My own company, for example, has designed a response to this problem in the form of a dynamically reconfigurable logic (DRL) IP system known as ART2. With this architecture parts of a chip can redefine their function on a clock-cycle-by-clock-cycle basis, thus making incredibly efficient use of a given number of transistors.
By designing IP that is intended to be part of a broader architecture we can enable you to create a chip that is ‘just flexible enough’, and avoids the problems of conventional general-purpose programmable device design. Effectively, by tempering the amount of flexible logic you use you can combine the best of both worlds; the price-point and speed of hard-wiring with the flexibility of DRL.

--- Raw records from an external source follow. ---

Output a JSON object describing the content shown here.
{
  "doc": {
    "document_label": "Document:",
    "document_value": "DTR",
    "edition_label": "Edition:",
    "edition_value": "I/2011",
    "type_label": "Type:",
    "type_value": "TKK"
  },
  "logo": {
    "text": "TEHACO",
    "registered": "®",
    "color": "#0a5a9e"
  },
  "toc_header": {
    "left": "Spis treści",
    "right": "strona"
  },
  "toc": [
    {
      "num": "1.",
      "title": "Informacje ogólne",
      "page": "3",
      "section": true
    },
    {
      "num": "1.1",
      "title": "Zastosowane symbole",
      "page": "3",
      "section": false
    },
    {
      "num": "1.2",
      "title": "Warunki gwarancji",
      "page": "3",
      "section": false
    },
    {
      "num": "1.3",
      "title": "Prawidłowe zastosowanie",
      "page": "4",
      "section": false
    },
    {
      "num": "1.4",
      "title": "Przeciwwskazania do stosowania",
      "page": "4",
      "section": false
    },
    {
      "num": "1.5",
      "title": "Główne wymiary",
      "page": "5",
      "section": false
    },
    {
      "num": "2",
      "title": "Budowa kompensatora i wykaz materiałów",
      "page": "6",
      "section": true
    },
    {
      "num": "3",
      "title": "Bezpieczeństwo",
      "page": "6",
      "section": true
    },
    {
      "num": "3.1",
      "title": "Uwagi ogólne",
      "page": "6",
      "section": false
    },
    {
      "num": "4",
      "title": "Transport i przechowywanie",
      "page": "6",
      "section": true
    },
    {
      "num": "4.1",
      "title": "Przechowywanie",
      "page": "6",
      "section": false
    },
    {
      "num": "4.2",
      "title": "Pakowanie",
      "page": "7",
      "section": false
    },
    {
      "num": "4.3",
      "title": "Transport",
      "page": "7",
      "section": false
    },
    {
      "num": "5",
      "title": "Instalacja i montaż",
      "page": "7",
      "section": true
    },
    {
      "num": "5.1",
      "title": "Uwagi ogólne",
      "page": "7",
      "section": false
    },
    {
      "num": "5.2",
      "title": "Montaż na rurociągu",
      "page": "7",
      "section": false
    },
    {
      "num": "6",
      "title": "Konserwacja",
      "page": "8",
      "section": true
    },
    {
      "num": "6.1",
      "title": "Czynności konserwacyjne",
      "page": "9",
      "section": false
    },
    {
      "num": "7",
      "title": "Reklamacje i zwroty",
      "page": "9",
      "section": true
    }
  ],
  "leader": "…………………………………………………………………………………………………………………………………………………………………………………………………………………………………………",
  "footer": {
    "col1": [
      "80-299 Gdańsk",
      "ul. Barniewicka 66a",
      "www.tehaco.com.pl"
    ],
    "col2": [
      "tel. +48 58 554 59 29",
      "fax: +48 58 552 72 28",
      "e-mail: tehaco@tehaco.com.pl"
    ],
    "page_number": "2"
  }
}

This kind of IP not only reduces heat by allowing chips to run at lower clock speeds in order to gain the same or higher computational ‘grunt’: It also mitigates the rising price of chip production caused by lower yields.
The economics of this approach are appealing. Chips with inbuilt flexible elements can be taped-out en-masse and redefined into specific product types via firmware changes after manufacturing. This reduces NRE and inventory costs, and allows manufacturers to be much more able to respond quickly to market requirements.
The DRL approach presents a superb stopgap measure for the next twenty years or so. Until the next ‘seismic shift’ in the way we physically create logic circuits companies must innovate chip architectures beyond the simple ‘throw more transistors at it’ mentality.